Архитектор с ненавистью смотрел вслед юноше. Очень скоро его подтянутое тело потеряет весь свой накал, исчахнет. Под воздействием смертоносного цианида мускулы превратятся в кашу, худоба сделает его похожим на тень из царства Аида. Руджери отчетливо представил себе, как Замир, бледный, бритоголовый, с капельницей в руке тяжко ковыляет по больничной палате, и, вздрогнув, нервно огляделся вокруг, как будто кто-то мог услышать его мысли. Усевшись в машину, Руджери закрыл окна и включил кондиционер. Все еще можно изменить, достаточно выйти и крикнуть: «Стоп, я передумал!» Все тут же вернется на круги своя, а именно: Замир возьмет эту женщину в жены, они нарожают кучу детей, будут жить счастливо и умрут в один день. А ему останутся предательство, одиночество и холодные ночи в пустынной постели. Нет, пока он не готов к жизни в окружении ледяного мрамора. Пусть их любовь закончится ярким финальным аккордом. Разве смерть не иллюзорна? Разве вымысел – не самое реальное из того, что есть в жизни?

Голубк ивыстроились в цепочку и начали передавать друг другу банки с берлинской лазурью. В ритме звучащей музыки каждый, словно уличная девка, старался выставить напоказ какую-нибудь аппетитную часть тела, кто плечи, кто зад, кто руки, чтобы понравиться Руджери и попасть в его спальню этой ночью. Но архитектор за поднятыми стеклами джипа был погружен в свои мысли.

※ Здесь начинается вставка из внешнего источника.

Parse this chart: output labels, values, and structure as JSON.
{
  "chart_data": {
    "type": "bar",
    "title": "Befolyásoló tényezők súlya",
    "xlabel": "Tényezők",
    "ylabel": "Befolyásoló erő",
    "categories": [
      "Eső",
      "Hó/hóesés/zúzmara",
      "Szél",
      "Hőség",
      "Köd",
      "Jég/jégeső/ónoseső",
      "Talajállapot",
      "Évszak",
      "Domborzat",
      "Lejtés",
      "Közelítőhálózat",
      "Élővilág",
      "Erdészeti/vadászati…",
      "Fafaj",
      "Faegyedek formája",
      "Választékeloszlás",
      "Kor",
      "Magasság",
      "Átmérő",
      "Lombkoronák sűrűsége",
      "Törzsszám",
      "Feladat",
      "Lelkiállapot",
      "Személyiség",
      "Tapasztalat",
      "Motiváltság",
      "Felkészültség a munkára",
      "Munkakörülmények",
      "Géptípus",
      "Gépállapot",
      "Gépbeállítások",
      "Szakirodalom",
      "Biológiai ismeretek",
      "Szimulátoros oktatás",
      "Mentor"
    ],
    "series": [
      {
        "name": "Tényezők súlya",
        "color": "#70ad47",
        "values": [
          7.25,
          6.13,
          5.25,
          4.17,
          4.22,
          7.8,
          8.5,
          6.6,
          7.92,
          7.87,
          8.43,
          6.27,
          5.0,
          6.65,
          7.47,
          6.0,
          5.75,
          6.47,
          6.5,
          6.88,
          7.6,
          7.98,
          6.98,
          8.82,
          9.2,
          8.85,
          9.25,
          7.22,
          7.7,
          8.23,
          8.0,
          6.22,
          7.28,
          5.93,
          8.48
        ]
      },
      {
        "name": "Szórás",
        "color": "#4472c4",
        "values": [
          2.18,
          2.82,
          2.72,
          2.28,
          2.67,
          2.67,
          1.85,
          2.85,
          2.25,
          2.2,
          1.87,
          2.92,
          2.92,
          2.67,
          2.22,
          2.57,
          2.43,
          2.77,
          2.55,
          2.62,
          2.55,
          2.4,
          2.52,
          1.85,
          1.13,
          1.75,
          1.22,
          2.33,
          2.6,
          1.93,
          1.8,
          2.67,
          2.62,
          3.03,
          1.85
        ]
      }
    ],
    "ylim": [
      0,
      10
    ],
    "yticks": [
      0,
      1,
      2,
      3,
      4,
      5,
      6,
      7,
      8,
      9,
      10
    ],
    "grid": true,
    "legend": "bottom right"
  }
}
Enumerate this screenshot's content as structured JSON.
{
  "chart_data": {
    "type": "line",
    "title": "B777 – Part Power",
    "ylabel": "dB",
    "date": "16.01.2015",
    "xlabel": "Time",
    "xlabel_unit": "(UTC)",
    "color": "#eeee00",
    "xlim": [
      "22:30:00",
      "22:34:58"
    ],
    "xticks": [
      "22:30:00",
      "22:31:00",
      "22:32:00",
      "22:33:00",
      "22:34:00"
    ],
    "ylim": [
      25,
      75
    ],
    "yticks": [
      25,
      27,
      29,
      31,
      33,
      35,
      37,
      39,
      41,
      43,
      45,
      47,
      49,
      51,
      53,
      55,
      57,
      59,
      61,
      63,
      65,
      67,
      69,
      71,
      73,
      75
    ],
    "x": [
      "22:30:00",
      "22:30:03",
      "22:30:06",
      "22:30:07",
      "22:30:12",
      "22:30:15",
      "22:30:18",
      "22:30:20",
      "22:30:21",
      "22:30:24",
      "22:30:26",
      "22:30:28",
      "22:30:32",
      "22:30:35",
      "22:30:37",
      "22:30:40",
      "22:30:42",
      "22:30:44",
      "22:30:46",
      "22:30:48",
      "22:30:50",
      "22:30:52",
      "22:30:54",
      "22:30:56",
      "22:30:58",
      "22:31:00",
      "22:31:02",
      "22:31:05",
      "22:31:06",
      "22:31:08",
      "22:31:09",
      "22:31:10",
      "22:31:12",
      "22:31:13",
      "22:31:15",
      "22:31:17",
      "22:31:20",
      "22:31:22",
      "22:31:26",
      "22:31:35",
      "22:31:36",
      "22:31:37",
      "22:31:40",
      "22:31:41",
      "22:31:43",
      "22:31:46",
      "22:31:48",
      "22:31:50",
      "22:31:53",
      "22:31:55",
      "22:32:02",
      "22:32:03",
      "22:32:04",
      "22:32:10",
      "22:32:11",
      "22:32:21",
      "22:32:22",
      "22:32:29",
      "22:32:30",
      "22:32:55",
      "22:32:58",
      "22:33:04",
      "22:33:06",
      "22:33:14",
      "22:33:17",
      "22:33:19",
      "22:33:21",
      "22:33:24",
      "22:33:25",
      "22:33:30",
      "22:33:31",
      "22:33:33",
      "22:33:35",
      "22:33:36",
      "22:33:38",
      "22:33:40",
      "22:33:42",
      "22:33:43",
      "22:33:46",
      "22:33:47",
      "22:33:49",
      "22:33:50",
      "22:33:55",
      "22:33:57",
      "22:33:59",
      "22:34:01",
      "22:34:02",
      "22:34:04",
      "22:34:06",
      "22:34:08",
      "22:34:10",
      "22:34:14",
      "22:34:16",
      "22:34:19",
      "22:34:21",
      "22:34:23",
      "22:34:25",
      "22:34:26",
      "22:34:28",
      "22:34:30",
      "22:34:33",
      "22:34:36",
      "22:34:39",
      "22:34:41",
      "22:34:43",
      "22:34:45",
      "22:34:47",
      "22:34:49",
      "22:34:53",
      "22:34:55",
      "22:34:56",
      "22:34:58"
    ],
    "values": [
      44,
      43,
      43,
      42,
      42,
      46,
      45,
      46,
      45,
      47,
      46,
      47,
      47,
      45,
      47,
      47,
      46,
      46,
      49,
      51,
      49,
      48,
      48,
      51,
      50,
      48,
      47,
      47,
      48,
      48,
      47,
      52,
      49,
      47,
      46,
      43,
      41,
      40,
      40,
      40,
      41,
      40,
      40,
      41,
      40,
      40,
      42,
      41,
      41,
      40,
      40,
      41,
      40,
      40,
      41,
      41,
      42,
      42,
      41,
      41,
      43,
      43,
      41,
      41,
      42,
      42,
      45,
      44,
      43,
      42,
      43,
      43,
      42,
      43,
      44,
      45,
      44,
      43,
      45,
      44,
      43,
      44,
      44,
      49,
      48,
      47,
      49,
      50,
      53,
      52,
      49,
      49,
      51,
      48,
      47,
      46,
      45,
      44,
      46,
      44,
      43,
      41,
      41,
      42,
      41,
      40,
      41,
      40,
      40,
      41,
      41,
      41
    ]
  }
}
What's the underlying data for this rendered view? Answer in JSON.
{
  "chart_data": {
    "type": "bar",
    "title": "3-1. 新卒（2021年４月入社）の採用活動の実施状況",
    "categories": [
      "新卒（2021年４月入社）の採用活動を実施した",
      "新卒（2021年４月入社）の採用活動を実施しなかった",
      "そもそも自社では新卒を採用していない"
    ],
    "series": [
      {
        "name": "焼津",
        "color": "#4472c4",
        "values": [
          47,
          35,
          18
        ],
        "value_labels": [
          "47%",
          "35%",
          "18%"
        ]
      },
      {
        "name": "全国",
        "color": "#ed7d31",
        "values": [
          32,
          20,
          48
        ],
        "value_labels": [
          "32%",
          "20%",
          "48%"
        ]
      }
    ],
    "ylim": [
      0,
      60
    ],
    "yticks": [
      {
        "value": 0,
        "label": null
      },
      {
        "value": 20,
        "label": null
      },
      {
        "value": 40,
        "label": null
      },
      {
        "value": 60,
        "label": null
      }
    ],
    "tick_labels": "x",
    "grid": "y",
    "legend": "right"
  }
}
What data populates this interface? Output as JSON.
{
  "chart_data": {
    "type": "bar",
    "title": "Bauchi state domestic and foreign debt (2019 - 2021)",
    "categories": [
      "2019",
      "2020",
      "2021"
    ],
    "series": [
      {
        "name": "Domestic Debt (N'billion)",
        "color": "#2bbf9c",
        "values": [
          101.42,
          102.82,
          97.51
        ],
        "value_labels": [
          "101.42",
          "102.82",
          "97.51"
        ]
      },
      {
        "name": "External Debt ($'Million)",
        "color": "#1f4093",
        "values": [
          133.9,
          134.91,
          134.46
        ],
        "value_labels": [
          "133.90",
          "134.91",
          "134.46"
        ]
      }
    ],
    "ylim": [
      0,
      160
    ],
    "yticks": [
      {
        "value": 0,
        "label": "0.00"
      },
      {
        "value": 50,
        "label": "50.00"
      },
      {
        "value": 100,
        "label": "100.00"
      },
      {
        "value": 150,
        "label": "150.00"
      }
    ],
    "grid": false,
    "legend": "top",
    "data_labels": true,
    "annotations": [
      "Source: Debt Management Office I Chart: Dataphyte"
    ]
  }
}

Замир сделал первый мазок новой краской. Цвет был гораздо более насыщенным. Раскинув перед собой карту звездного неба, юноша первым делом изобразил созвездие Андромеды. С высоты лесов он заметил, что банки с краской выстроились ровным кругом, и подумал, что это доброе предзнаменование.

Баобаб привык к жизни на вилле. Обстановка больше не казалась враждебной, и в жаркие часы ему даже удавалось прикорнуть. Для такого великана отход ко сну был нешуточной процедурой. Нужно было отключить соединения с ветвями, сосредоточить всю энергию на сердцевине, утихомирить ее с помощью целенаправленного гипнотического воздействия, и только если все это удавалось, баобаб засыпал. Во сне его кора издавала легкое сипение, древесный храп, который смешивался со стрекотанием цикад. С самых высоких веток в небо, подобно мыльным пузырям, устремлялись дремотные видения великана, в которых можно было различить то золотистый плод, то симпатичную ветвистую подружку, то красный закат в Сенегале… Но не только мысли о прошлом обуревали баобаб: иногда в его снах появлялось нежное личико Умберты, которая ласково гладила грубую кору.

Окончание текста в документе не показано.